Dans cette transformation, trois éléments radicalement nouveaux émergent de cette dernière vague du numérique :

– la collecte en continue de données comportementales qui décrivent très précisément la réalité de notre vie personnelle. Elles font de l’usager de l’administration non plus seulement un sujet de droit une personne dont le comportement quotidien devient visible par l’autorité publique. Ce qui n’est d’ailleurs pas sans poser de problème dans les limites que doit s’imposer la puissance publique dans la connaissance qu’elle est en mesure d’avoir des citoyens. Le débat à l’occasion de la Loi sur le Renseignement le montre clairement. Nous sommes au-delà de la situation qu’avait décrit George Orwell dans 1984 tant les outils sont devenus si puissants. Le smartphone que l’on porte en permanence sur soi est à la fois un outil qui démultiplie nos possibilités mais qui laisse une traces de toutes nos déplacements et communications ;

– la sophistication et l’individualisation des traitements qui donnent du sens à ces données. C’est d’un côté les systèmes de collecte et de stockage de volumes considérables de données et de l’autre les logiciels qui permettent de les interpréter. Elles les rapprochent peu à peu de l’intelligence artificielle et permettent de passer du rétrospectif au prospectif, du constat à l’anticipation, de l’analyse à l’action. En passant les termes big data et algorithme sont utilisés en permanence là où numérique et programme informatique aurait fait tout autant l’affaire. Mais on ne le sait que trop, les modes jouent aussi un rôle important sur le vocabulaire.

– Enfin, la possibilité de prendre des décisions publiques de manière automatique, sans intervention humaine, avec effet immédiat, sur la base des données ainsi collectées et traitées.

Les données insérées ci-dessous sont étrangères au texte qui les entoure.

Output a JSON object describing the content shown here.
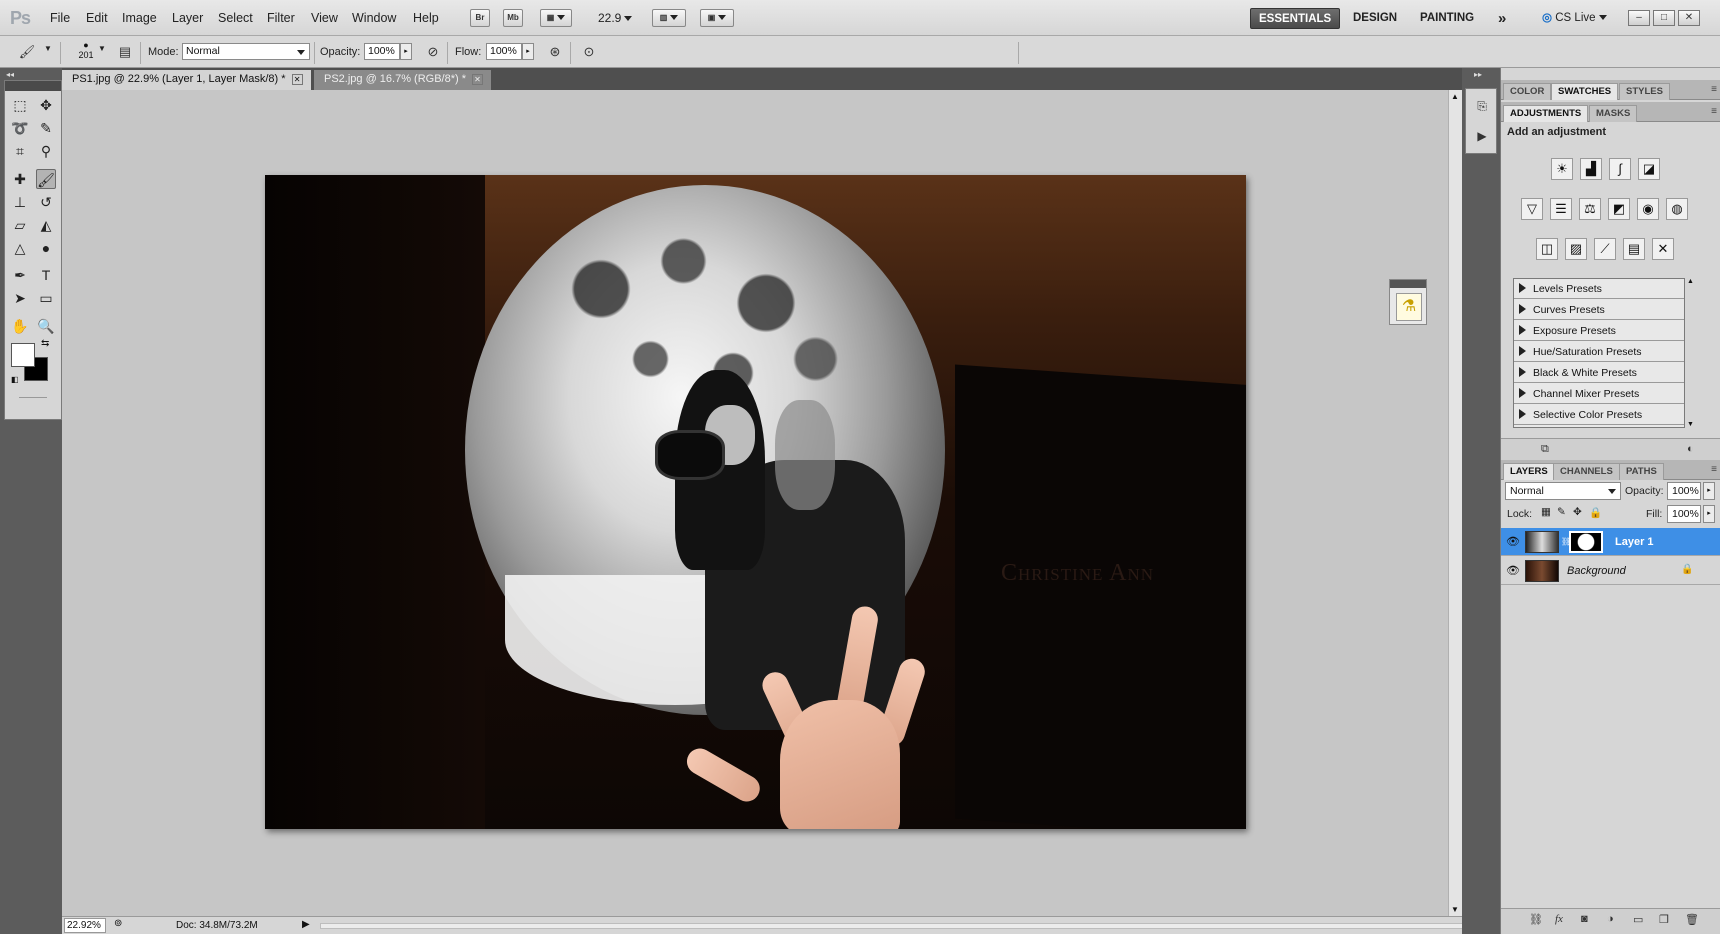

Pour l’usager, ces caractéristiques dessinent une « action publique algorithmique » qui promet d’être plus personnalisée, plus prédictive, plus préventive et plus participative (Les quatre P) mais doivent relever six défis (ci-dessous).

 

SIX DÉFIS À RELEVER
Défi #1 : les compétences
Entre le rêve et la réalité de l’action publique algorithmique, il y a un immense travail de maîtrise d’ouvrage et de maîtrise d’oeuvre informatique. Or l’histoire récente de l’administration est semée d’échecs retentissants à cet égard, qui témoignent de la difficulté à concevoir et conduire des projets informatiques d’envergure.

Défi #2 : le modèle économique
Le basculement vers le big data suppose d’énormes investissements dans la collecte et le traitement des données. Étant donné l’impératif de maîtrise de la dépense publique, l’administration devra non seulement expliciter précisément la création de valeur attendue de chaque projet, et veiller ensuite à sa réalisation effective, mais aussi se montrer ingénieuse dans le choix des montages économiques et financiers.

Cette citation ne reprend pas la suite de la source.